The Prompt() Function: Use the Power of LLMs with SQL

(motherduck.com)

56 points | by sebg a year ago ago

14 comments

  • delichon a year ago

      FROM hn.hacker_news
      LIMIT 100
    
    "Oops I forgot the limit clause and now owe MotherDuck and OpenAI $93 billion."
  • domoritz a year ago

    I love the simplicity of this. Hurray for small models for small tasks.

  • mritchie712 a year ago
  • korkybuchek a year ago

    Interesting -- is there any impact from LLM outputs not being deterministic?

    • drdaeman a year ago

      SQL functions can be non-deterministic just fine. E.g. SQL:2003 grammar defines DETERMINISTIC | NOT DETERMINISTIC characteristic for CREATE FUNCTION. Or, e.g. PostgreSQL has IMMUTABLE | STABLE | VOLATILE clauses.

    • xnx a year ago

      Aren't LLM outputs deterministic given the same inputs?

      • simonw a year ago

        Not at all. Even the ones that provide a "seed" parameter don't generally 100% guarantee you'll get back the same result.

        My understanding is that this is mainly down to how floating point arithmetic works. Any performant LLM will be executing a whole bunch of floating point arithmetic in parallel (usually on a GPU) - and that means that the order in which those operations finish can very slightly affect the result.

        • Lockal a year ago

          Classic implementations of LLMs (like llama.cpp) and diffusion image models allow to specify seed, and as long as it runs the same code on the same hardware with the same parallelism level the result will be the same. This is even checked in autotests[1]. The thing that produces randomized results in floating point operations (excluding bugs) is known as "stochastic rounding": it is pretty novel (from implementations standpoint) and it also can be controlled by seed. Other than that I've never seen hardware that has non-deterministic (maybe stochastic) output, but maybe we will see it in the next few years.
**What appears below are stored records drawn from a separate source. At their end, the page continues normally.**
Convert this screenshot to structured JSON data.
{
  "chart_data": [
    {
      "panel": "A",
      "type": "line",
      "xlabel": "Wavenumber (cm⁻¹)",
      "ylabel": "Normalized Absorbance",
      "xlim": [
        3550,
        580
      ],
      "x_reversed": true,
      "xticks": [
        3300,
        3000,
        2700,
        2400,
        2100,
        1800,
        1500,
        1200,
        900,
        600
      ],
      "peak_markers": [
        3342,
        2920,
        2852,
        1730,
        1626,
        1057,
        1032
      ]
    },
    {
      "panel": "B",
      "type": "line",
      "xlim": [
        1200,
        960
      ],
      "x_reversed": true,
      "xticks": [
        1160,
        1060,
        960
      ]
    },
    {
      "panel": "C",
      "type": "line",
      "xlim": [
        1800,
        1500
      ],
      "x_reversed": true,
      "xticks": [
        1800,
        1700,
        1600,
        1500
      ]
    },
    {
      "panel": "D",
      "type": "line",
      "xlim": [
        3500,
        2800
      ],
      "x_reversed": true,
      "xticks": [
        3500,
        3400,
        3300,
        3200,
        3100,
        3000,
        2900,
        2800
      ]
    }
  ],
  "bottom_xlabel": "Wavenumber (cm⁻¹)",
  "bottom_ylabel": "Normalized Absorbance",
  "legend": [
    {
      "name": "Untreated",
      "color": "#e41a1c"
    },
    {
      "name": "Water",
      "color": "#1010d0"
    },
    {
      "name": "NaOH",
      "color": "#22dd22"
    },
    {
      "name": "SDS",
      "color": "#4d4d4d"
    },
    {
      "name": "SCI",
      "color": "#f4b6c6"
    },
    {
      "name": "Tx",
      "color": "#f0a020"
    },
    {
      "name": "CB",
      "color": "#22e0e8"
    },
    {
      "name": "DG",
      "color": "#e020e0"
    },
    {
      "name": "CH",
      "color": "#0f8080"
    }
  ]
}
          [1] https://github.com/ggerganov/llama.cpp/blob/master/examples/...

          • simonw a year ago

            Do you know why OpenAI are unable to provide a "seed" parameter that's fully deterministic? I had assumed it was for the reason I described, but I'm not confident in my assertion there.

            • Lockal a year ago

              The original question was about LLMs, and what OpenAI provides is out of LLM definition (they have caches, "memory", undocumented o1 Chain-of-Thought and so on). Also I am pretty sure that they collected a zoo of hardware with autoscaling and per-client parallelism. And if you change number of threads even basic bricks like matrix multiplication produce different result.

        • darkteflon a year ago

          Funny wrinkle here: unless I’ve misread the OpenAI API docs[1], the recently added prompt caching feature cannot be explicitly disabled and automatically applies to all input prompts over 1024 tokens for a ~few minutes.

          It seems to be possible to work around it by mixing up the very start of your prompt (e.g., with an iteration number), but it’s messed up some of our workflows which rely on running multiple hits with the same prompt to gather a consensus output.

          Would be great if they let us disable it.

          [1]: https://platform.openai.com/docs/guides/prompt-caching

      • korkybuchek a year ago

        They are not, necessarily. Especially when using commercial providers who may change models, finetunes, privacy layers, and all kinds of other non-foundational-model things without notice.